Saturday 24 March 2018

Lar Corbett: 'Respect is a two-way street'

Lar Corbett

If players want to earn respect from referees, they have to show respect to the men in black. Most complaints about referees arise when teams feel they have been hard done by in matches. But specific examples of where the referee actually changed the result of a game by making a decision are few enough.

Picking out individual decisions at the end of a match and then analysing them in minute detail can convince anybody that they should feel aggrieved. But a match is a series of plays -- and if teams are going to focus in on what they feel are unjust calls, why not analyse decisions from earlier in the game? In this year's hurling championship, the standard of refereeing has been top class. Refs have not influenced the results, and their approach has been to apply common sense and, in a broad sense, allow the games to flow.

If they wanted, they could blow for three or four times as many frees by strictly enforcing the letter of the law, but this would ruin the game and lead to stop-start shoot-outs between opposing free-takers.

Sometimes you hear about the perceived influence of the referee assessors sitting in the stands -- and that's what makes a referee blow excessively.
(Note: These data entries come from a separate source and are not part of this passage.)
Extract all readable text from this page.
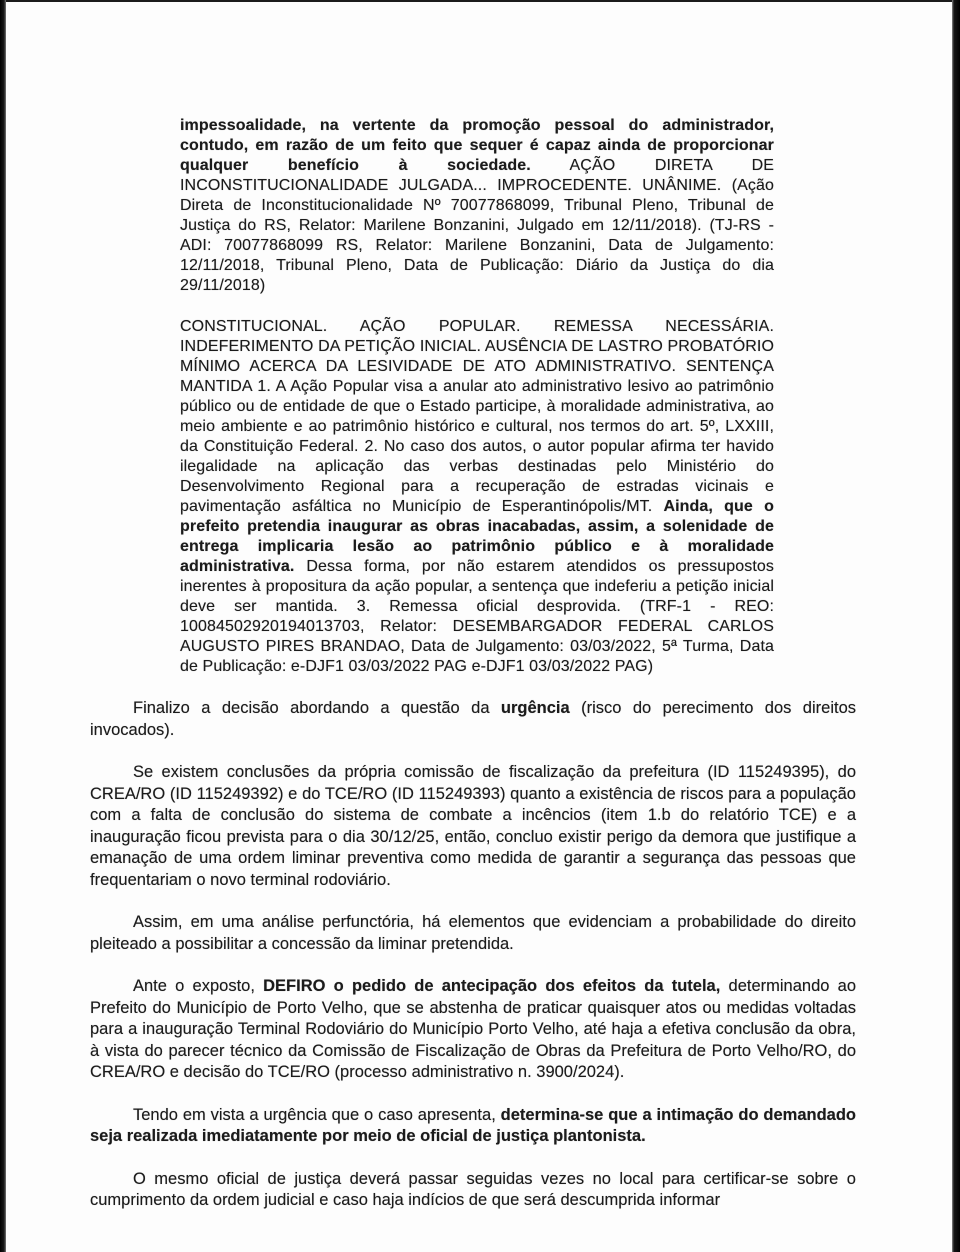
impessoalidade, na vertente da promoção pessoal do administrador, contudo, em razão de um feito que sequer é capaz ainda de proporcionar qualquer benefício à sociedade. AÇÃO DIRETA DE INCONSTITUCIONALIDADE JULGADA... IMPROCEDENTE. UNÂNIME. (Ação Direta de Inconstitucionalidade Nº 70077868099, Tribunal Pleno, Tribunal de Justiça do RS, Relator: Marilene Bonzanini, Julgado em 12/11/2018). (TJ-RS - ADI: 70077868099 RS, Relator: Marilene Bonzanini, Data de Julgamento: 12/11/2018, Tribunal Pleno, Data de Publicação: Diário da Justiça do dia 29/11/2018)
CONSTITUCIONAL. AÇÃO POPULAR. REMESSA NECESSÁRIA. INDEFERIMENTO DA PETIÇÃO INICIAL. AUSÊNCIA DE LASTRO PROBATÓRIO MÍNIMO ACERCA DA LESIVIDADE DE ATO ADMINISTRATIVO. SENTENÇA MANTIDA 1. A Ação Popular visa a anular ato administrativo lesivo ao patrimônio público ou de entidade de que o Estado participe, à moralidade administrativa, ao meio ambiente e ao patrimônio histórico e cultural, nos termos do art. 5º, LXXIII, da Constituição Federal. 2. No caso dos autos, o autor popular afirma ter havido ilegalidade na aplicação das verbas destinadas pelo Ministério do Desenvolvimento Regional para a recuperação de estradas vicinais e pavimentação asfáltica no Município de Esperantinópolis/MT. Ainda, que o prefeito pretendia inaugurar as obras inacabadas, assim, a solenidade de entrega implicaria lesão ao patrimônio público e à moralidade administrativa. Dessa forma, por não estarem atendidos os pressupostos inerentes à propositura da ação popular, a sentença que indeferiu a petição inicial deve ser mantida. 3. Remessa oficial desprovida. (TRF-1 - REO: 10084502920194013703, Relator: DESEMBARGADOR FEDERAL CARLOS AUGUSTO PIRES BRANDAO, Data de Julgamento: 03/03/2022, 5ª Turma, Data de Publicação: e-DJF1 03/03/2022 PAG e-DJF1 03/03/2022 PAG)
Finalizo a decisão abordando a questão da urgência (risco do perecimento dos direitos invocados).
Se existem conclusões da própria comissão de fiscalização da prefeitura (ID 115249395), do CREA/RO (ID 115249392) e do TCE/RO (ID 115249393) quanto a existência de riscos para a população com a falta de conclusão do sistema de combate a incêncios (item 1.b do relatório TCE) e a inauguração ficou prevista para o dia 30/12/25, então, concluo existir perigo da demora que justifique a emanação de uma ordem liminar preventiva como medida de garantir a segurança das pessoas que frequentariam o novo terminal rodoviário.
Assim, em uma análise perfunctória, há elementos que evidenciam a probabilidade do direito pleiteado a possibilitar a concessão da liminar pretendida.
Ante o exposto, DEFIRO o pedido de antecipação dos efeitos da tutela, determinando ao Prefeito do Município de Porto Velho, que se abstenha de praticar quaisquer atos ou medidas voltadas para a inauguração Terminal Rodoviário do Município Porto Velho, até haja a efetiva conclusão da obra, à vista do parecer técnico da Comissão de Fiscalização de Obras da Prefeitura de Porto Velho/RO, do CREA/RO e decisão do TCE/RO (processo administrativo n. 3900/2024).
Tendo em vista a urgência que o caso apresenta, determina-se que a intimação do demandado seja realizada imediatamente por meio de oficial de justiça plantonista.
O mesmo oficial de justiça deverá passar seguidas vezes no local para certificar-se sobre o cumprimento da ordem judicial e caso haja indícios de que será descumprida informar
Refs are under enough pressure from players and crowds.


They don't need to be reffing games as if they're taking an exam as well. Giving linesmen and umpires more power and opportunities to provide feedback to referees would be one possible improvement, particularly with some of the stuff that goes on off the ball. Most players are well behaved when the ball is in their area -- but it's not always that way when play switches to the other end of the field.

But generally, the standard of refereeing is good, especially at inter-county level. At club level, there are occasions when referees take charge of games, but they are also playing or involved with teams in the same competitions. This is something that could be tidied up quite easily.

Also, if referees do matches with the same teams too often, they have a tendency to expect certain players to make the same fouls. The more variety in selecting referees and keeping things fresh, the better for themselves and for players.

You've got to admire the job that they do. They put in a huge sacrifice for scant reward.

For players, there is the thrill of playing and the possibility of winning the big prizes. But the referee finds himself in a team of one when things go wrong. A small group of professional refs is one option that might make it easier to recruit and retain referees. Amateur whistlers, or indeed amateur anything, shouldn't be subjected to such intense levels of public scrutiny and criticism.

The vast majority are well prepared and want to do their best, but if referees went professional, you would see even higher levels of officiating. If the time available to them to prepare increases, it's inevitable that the end result will also improve.

However, you look at other codes and hear fans complaining that referees make mistakes, even though they are professional -- Manchester United get the big calls at Old Trafford, goals aren't given in FA Cup semi-finals, the Irish rugby team in the second Test against the All Blacks looked like they were hard done by...

So even with professional refs, there is no guarantee that things will run smoothly. They're human, after all. My own experience is that showing respect to a referee goes a long way. There's no point in barking at him -- it gets you nowhere.

Instead, my approach is to query a decision in a calm manner. When you do that, you'll receive an answer. Let's not forget that the referee wants the game to run smoothly too. The last thing he wants is to find himself in the eye of a storm.

If you think you've been hard done by but the call hasn't gone your way, move on. And players are not always right either. At times, we're also to blame for the stop-start nature of some games.

We're the ones doing the fouling, the pulling and dragging. I'm sure that a referee constantly blowing for frees gets frustrated too. He must wish that players would stop committing those silly fouls.

As a user of Twitter, I've noted some of the criticism that has come the way of inter-county referees from players. And it's a one-sided street as far as I can see. Players have this medium to express their views and let off steam, but referees can't respond. And they're the same as players. They have to go to work to and get on with their lives. Some of the criticism that comes their way is terribly unfair, and if there's a breakdown in communication between players and referees, it's very difficult to find that common ground.